A trama é uma fábula de Roma Antiga ambientada na América atual. Os nomes dos personagens são emprestados da história. César Catalina, interpretado por Adam Driver, é o magnata-empreendedor-artista-cientista que age como imperador e, como o célebre militar romano Catalina, ameaça o poder de Cícero. Hamilton Crassus, interpretado pelo excelente Jon Voigt, é inspirado em Marcus Licinius Crassus, estadista conhecido como o homem mais rico de Roma, que ajudou a transformar República em Império. No filme, é o dono do maior – e talvez único – banco da cidade. Clodio Pulcher (Shia LaBeouf), seu neto, é inspirado em Publius Clodius Pulcher, político dos plebeus (embora seja um magnata). E, finalmente, Franklyn Cicero (Giancarlo Esposito), o estadista intelectual que sofre a crise política que vai instaurar o Império.
VEJA está no festival e assistiu ao filme que ainda não tem data de estreia no Brasil. Apesar de ser amplamente aplaudido na sessão de gala — como é de praxe na exibição que conta com a presença do elenco e do diretor –, Megalópolis causou reação adversa entre os críticos. Entre seus pontos positivos estão elementos que atestam a criatividade ainda borbulhante do homem por trás de clássicos como O Poderoso Chefão e Apocalypse Now, que usa sem receios cenas com quebras de expectativas e reviravoltas embaladas por um ritmo envolvente e uma trama instigante. Por outro lado, o roteiro exagerado e filosófico, o qual sugere que a humanidade está fadada ao fim por culpa do surgimento da civilização, em muitos momentos é raso e usa o histórico romano sem contexto adequado.
Não é novidade que Coppola se interessa por um tema específico: o uso do poder e seus efeitos nas pessoas submissas e ele. Aqui, ele se debruça sobre um império baseado na utopia de César Catalina. Sendo assim, o diretor gira todo o filme, basicamente, ao redor de um banco e do desejo de Driver de mudar o mundo ao seu modo. No pano de fundo, fica a ficção científica. A física quântica é um elemento utilizado, mas pouco explicado na trama — em dado momento, a mãe de Catalina diz: “temos aquela teoria, como é o nome? Ah, Teoria das Cordas”.
Outro detalhe do âmbito do sci-fi é uma nova substância essencial para a trama, chamada de Megalon, que se transforma em qualquer coisa: de tecido para construir um novo rosto à cidade do futuro. Esta cidade traz referências dos filmes de ficção científica dos anos 1970-80, e as formas urbanas imitam as orgânicas, como árvores de metal, num visual impactante.

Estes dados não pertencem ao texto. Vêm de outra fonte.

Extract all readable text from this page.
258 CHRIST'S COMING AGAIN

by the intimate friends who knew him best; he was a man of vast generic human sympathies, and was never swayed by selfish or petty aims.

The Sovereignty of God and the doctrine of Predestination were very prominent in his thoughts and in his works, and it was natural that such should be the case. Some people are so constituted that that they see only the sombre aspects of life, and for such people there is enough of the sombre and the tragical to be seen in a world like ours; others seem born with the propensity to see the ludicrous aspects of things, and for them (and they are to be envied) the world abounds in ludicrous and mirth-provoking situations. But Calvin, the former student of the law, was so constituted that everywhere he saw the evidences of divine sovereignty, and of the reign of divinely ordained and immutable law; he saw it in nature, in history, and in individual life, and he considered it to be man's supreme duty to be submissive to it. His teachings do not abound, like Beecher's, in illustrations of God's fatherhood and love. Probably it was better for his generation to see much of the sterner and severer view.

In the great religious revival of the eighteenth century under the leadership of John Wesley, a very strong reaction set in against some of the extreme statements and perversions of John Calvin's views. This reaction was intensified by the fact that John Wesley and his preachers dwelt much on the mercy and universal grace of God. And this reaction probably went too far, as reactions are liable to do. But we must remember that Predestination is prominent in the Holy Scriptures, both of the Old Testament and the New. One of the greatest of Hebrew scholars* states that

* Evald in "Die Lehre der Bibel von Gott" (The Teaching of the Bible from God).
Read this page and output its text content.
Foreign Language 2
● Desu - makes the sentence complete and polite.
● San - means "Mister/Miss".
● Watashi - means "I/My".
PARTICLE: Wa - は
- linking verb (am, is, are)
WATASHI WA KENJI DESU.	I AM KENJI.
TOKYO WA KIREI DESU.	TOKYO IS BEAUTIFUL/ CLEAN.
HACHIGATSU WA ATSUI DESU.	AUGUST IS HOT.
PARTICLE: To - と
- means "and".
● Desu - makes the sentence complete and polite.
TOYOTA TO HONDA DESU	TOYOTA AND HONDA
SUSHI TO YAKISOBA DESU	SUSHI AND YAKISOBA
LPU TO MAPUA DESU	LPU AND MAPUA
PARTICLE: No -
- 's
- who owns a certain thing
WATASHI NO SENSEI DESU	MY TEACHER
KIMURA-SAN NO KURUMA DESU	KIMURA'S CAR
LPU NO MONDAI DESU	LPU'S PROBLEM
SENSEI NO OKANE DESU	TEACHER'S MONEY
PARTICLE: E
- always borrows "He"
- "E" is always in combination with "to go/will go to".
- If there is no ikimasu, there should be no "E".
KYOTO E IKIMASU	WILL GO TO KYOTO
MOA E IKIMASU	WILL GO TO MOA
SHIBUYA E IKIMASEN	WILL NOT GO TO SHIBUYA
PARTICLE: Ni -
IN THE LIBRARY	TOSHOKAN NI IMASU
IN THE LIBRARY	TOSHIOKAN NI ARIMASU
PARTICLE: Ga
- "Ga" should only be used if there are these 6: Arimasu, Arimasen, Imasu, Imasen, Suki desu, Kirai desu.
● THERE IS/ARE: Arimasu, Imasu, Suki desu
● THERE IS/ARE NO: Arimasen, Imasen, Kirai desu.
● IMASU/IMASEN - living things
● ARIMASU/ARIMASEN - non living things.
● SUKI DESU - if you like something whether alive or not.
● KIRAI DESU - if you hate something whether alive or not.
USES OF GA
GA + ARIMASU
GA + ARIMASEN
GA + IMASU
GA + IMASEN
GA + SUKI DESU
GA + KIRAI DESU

Na sessão exclusiva para a imprensa, um cara apareceu com um microfone e passou diante da frente da tela. Problema com o filme, certo? Não. Era uma entrevista entre ele e César, sobre o que estava acontecendo na sua Roma. Coppola sendo Coppola. Aliás, é isso o que mais instiga quem o assiste. Sendo o mestre do cinema que ele é, será que, apesar de fora do comum, Megalópolis será um clássico e Coppola, mais uma vez, sabia exatamente o que está fazendo? Só o futuro (se ele existir) dirá.